US & Canada

Washington DC marijuana decriminalisation law takes effect

The US capitol building (June 2014) Image copyright Getty Images
Image caption Congress declined to block Washington's decriminalisation ordinance from taking effect

Washington DC has ended criminal penalties for possession of small amounts of cannabis, giving the US capital one of the most liberal marijuana laws in America.

Beginning on Thursday, people caught with less than one ounce (28g) will be assessed a $25 (£15) civil violation, akin to a ticket for littering.

It remains a crime punishable with jail to sell cannabis or smoke it in public.

The new law was intended to ease racial disparities in marijuana arrests.

When they passed the law in the spring, Washington DC city councillors noted that surveys show white and black people smoke marijuana at roughly the same rate, but in Washington DC black people were far more likely to be arrested and jailed for marijuana possession.

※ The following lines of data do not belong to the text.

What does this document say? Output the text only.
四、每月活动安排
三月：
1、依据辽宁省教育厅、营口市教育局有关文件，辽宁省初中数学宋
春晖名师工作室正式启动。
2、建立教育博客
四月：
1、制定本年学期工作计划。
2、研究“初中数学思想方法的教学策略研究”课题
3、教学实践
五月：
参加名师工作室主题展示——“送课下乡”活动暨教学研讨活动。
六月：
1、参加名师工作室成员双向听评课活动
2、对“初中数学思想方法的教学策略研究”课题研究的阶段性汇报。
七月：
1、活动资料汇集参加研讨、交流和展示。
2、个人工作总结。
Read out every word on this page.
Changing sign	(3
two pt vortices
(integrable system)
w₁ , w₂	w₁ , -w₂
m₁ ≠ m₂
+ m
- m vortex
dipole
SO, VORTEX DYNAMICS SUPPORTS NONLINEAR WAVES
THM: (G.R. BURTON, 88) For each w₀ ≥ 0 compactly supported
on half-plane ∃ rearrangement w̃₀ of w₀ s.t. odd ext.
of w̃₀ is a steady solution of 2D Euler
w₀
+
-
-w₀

Washington DC is not a state, and under the terms of the city's charter its laws are subject to review by Congress. At midnight on Thursday, the mandatory 60-day review period expired without Congress taking action, allowing the decriminalisation ordinance to take effect.

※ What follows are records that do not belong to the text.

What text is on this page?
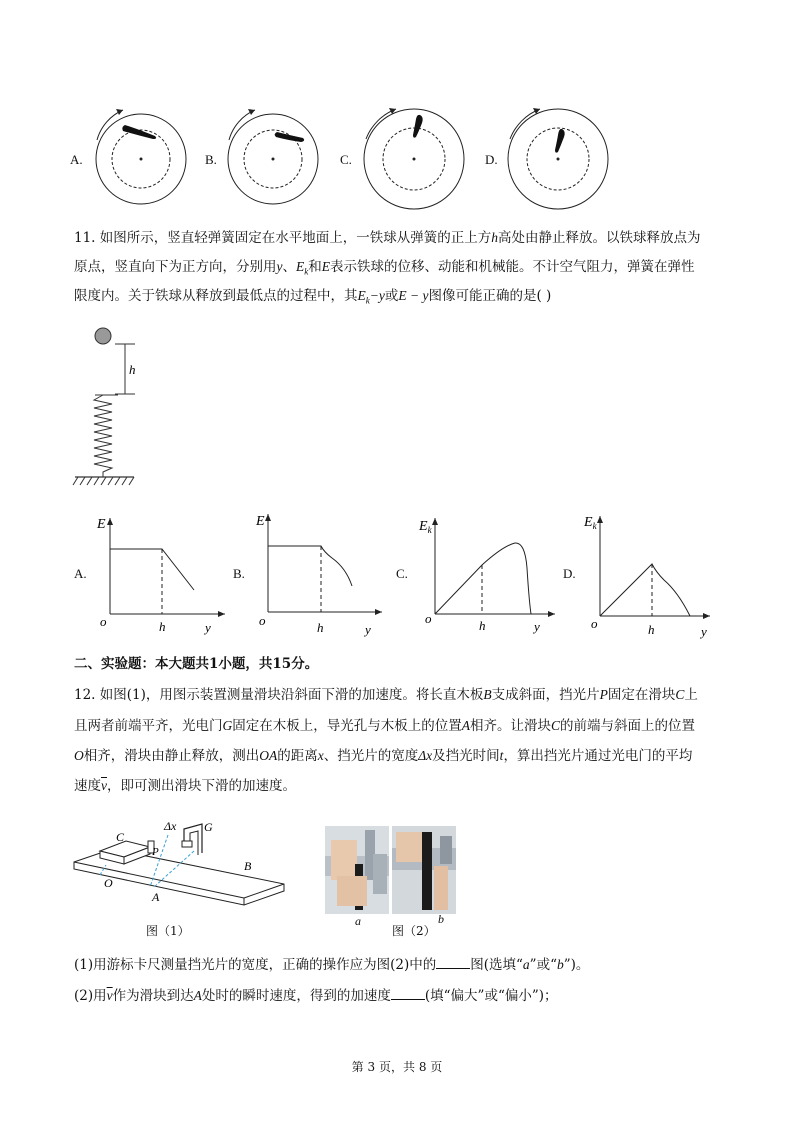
A.	B.	C.	D.
11. 如图所示，竖直轻弹簧固定在水平地面上，一铁球从弹簧的正上方h高处由静止释放。以铁球释放点为
原点，竖直向下为正方向，分别用y、$E_k$和E表示铁球的位移、动能和机械能。不计空气阻力，弹簧在弹性
限度内。关于铁球从释放到最低点的过程中，其$E_k-y$或E − y图像可能正确的是( )
h
A.
E
o	h	y
B.
E
o	h	y
C.
$E_k$
o	h	y
D.
$E_k$
o	h	y
二、实验题：本大题共1小题，共15分。
12. 如图(1)，用图示装置测量滑块沿斜面下滑的加速度。将长直木板B支成斜面，挡光片P固定在滑块C上
且两者前端平齐，光电门G固定在木板上，导光孔与木板上的位置A相齐。让滑块C的前端与斜面上的位置
O相齐，滑块由静止释放，测出OA的距离x、挡光片的宽度Δx及挡光时间t，算出挡光片通过光电门的平均
速度$\overline{v}$，即可测出滑块下滑的加速度。
C
Δx G
P
B
O
A
图（1）
a	b
图（2）
(1)用游标卡尺测量挡光片的宽度，正确的操作应为图(2)中的	图(选填“a”或“b”)。
(2)用$\overline{v}$作为滑块到达A处时的瞬时速度，得到的加速度	(填“偏大”或“偏小”)；
第 3 页，共 8 页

Formerly, possession of less than an ounce of marijuana was punishable by up to six months in jail and a fine of $1,000.

Washington DC joins nine states in which possession of marijuana is treated as a civil, non-criminal offence, according to the Norml, a marijuana reform group.

In five other states marijuana possession is a misdemeanour punishable only by a fine. Alaska imposes no penalty at all for small amounts of marijuana, and the drug is legal in Washington state and Colorado.